Latterly, it’s been a rare quarter indeed that Unilever has failed “against the strategic objectives set out for 2020”, and this isn’t one of them.

Against and above

Latterly, it’s been a rare quarter indeed that Unilever has failed “against the strategic objectives set out for 2020”, and this isn’t one of them. Organic sales expectations have risen by a handful of points at a global consensus level though were still running well below the average forecast compiled by the group. Removing 1.7% currency impact leaves a 3% underlying rise in both the quarter and the half which the group’s broader investor base will almost certainly conclude is satisfactory. (Unilever’s finance chief expects top and bottom line currency impact to remain around 1%-2% for the year at current rates).  So share price drama looks unlikely today.

Margin of safety

Expect investors to equivocate more over whether Thursday’s update projects a convincing enough growth outlook for the second half. Does it warrant additional significant stock gains above the 32% seen so far this year? Shares of rival Beiersdorf, the German personal care group, are second in Europe, up just 16%, and well-matched Reckitt and Nestle have both added around 15%. Including Unilever, we reckon the sector aggregate is still slightly below 30%. Operating margin guidance has been lifted by 20 basis points to 100bp on Thursday vs. “at least” 80 basis points, though some investors will continue to note that one of the top-five global consumer product makers by revenue is still bested by Reckitt at operating margin level.

Niggles

Restiveness should be contained whilst Unilever’s rating continues to look well-behaved. Its trailing PE is slightly under Nestle and Reckitt and well below Beiersdorf. Still so far, Unilever’s goal of demonstrating it has a better plan for return on investment than the botched raid by Buffett & cos. is only half complete. Unilever’s CFO cautioned on Thursday that margin improvement in 2H will be more modest due to investment timing and marketing. Shareholders may look through that to a promised 12% dividend rise in 2017, and £5bn in buyback cash in the pipeline. There’s no question that Unilever can deliver Kraft-like value over a five-year horizon.
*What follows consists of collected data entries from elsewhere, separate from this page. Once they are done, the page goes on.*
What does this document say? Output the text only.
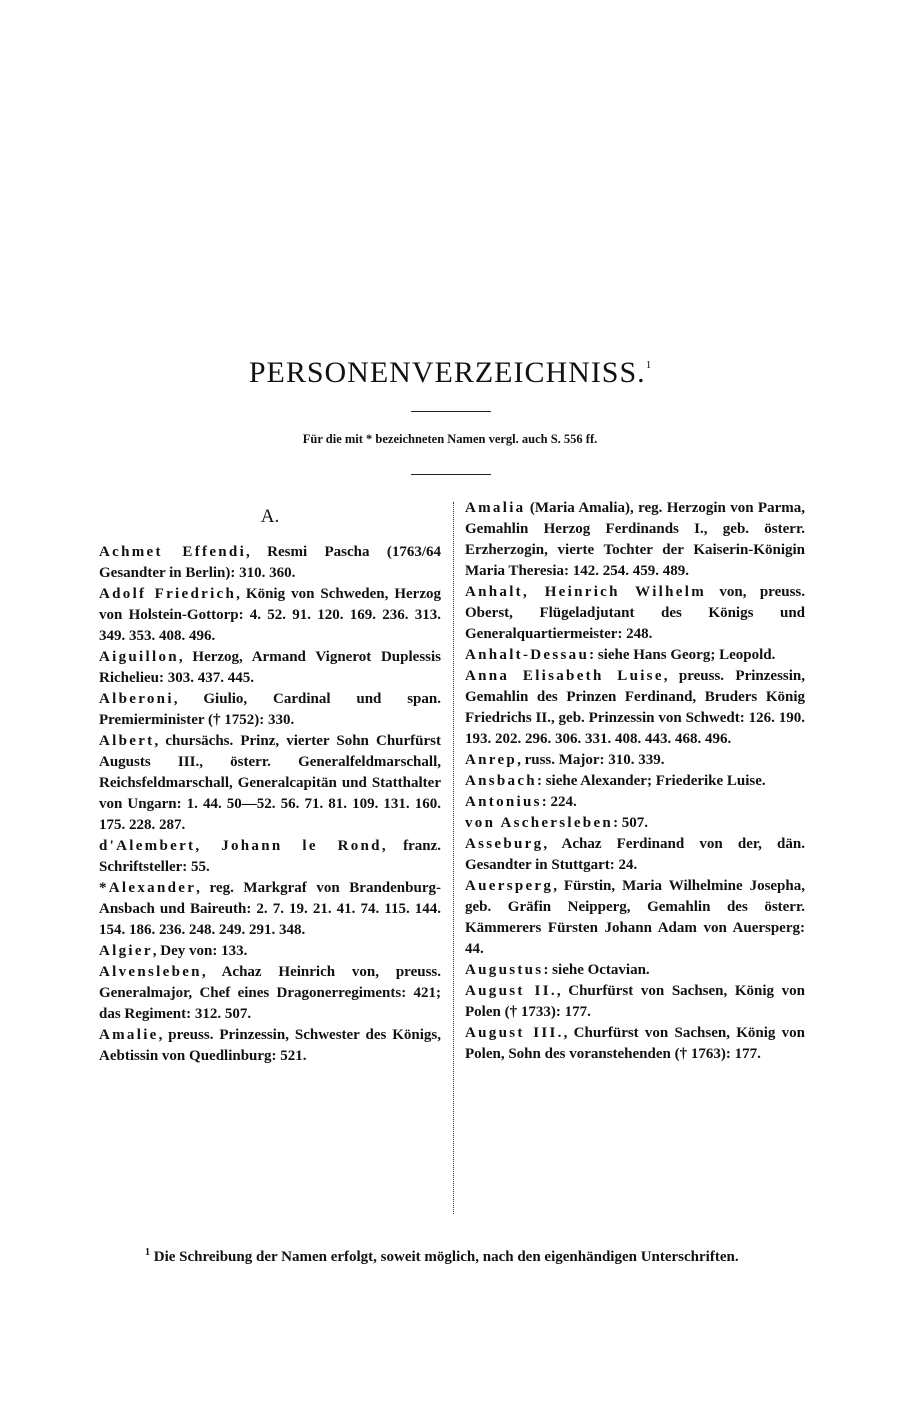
PERSONENVERZEICHNISS.$^1$
Für die mit * bezeichneten Namen vergl. auch S. 556 ff.
A.

Achmet Effendi, Resmi Pascha (1763/64 Gesandter in Berlin): 310. 360.

Adolf Friedrich, König von Schweden, Herzog von Holstein-Gottorp: 4. 52. 91. 120. 169. 236. 313. 349. 353. 408. 496.

Aiguillon, Herzog, Armand Vignerot Duplessis Richelieu: 303. 437. 445.

Alberoni, Giulio, Cardinal und span. Premierminister († 1752): 330.

Albert, chursächs. Prinz, vierter Sohn Churfürst Augusts III., österr. Generalfeldmarschall, Reichsfeldmarschall, Generalcapitän und Statthalter von Ungarn: 1. 44. 50—52. 56. 71. 81. 109. 131. 160. 175. 228. 287.

d'Alembert, Johann le Rond, franz. Schriftsteller: 55.

*Alexander, reg. Markgraf von Brandenburg-Ansbach und Baireuth: 2. 7. 19. 21. 41. 74. 115. 144. 154. 186. 236. 248. 249. 291. 348.

Algier, Dey von: 133.

Alvensleben, Achaz Heinrich von, preuss. Generalmajor, Chef eines Dragonerregiments: 421; das Regiment: 312. 507.

Amalie, preuss. Prinzessin, Schwester des Königs, Aebtissin von Quedlinburg: 521.

Amalia (Maria Amalia), reg. Herzogin von Parma, Gemahlin Herzog Ferdinands I., geb. österr. Erzherzogin, vierte Tochter der Kaiserin-Königin Maria Theresia: 142. 254. 459. 489.

Anhalt, Heinrich Wilhelm von, preuss. Oberst, Flügeladjutant des Königs und Generalquartiermeister: 248.

Anhalt-Dessau: siehe Hans Georg; Leopold.

Anna Elisabeth Luise, preuss. Prinzessin, Gemahlin des Prinzen Ferdinand, Bruders König Friedrichs II., geb. Prinzessin von Schwedt: 126. 190. 193. 202. 296. 306. 331. 408. 443. 468. 496.

Anrep, russ. Major: 310. 339.

Ansbach: siehe Alexander; Friederike Luise.

Antonius: 224.

von Aschersleben: 507.

Asseburg, Achaz Ferdinand von der, dän. Gesandter in Stuttgart: 24.

Auersperg, Fürstin, Maria Wilhelmine Josepha, geb. Gräfin Neipperg, Gemahlin des österr. Kämmerers Fürsten Johann Adam von Auersperg: 44.

Augustus: siehe Octavian.

August II., Churfürst von Sachsen, König von Polen († 1733): 177.

August III., Churfürst von Sachsen, König von Polen, Sohn des voranstehenden († 1763): 177.

$^1$ Die Schreibung der Namen erfolgt, soweit möglich, nach den eigenhändigen Unterschriften.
But can it scotch niggling doubts by doing even better?

Thin volume growth

The lack of volume growth in the quarter—up just 0.3% excluding spreads—could be Unilever’s chief weak spot in current reckoning, despite the group crushing costs well ahead of plan. From next month, under UK rules, there would be scope for Kraft to return with a much more aggressive offer that overwhelms the resourcefulness of even CEO Paul Polman. Jam today could still look more compelling to most investors.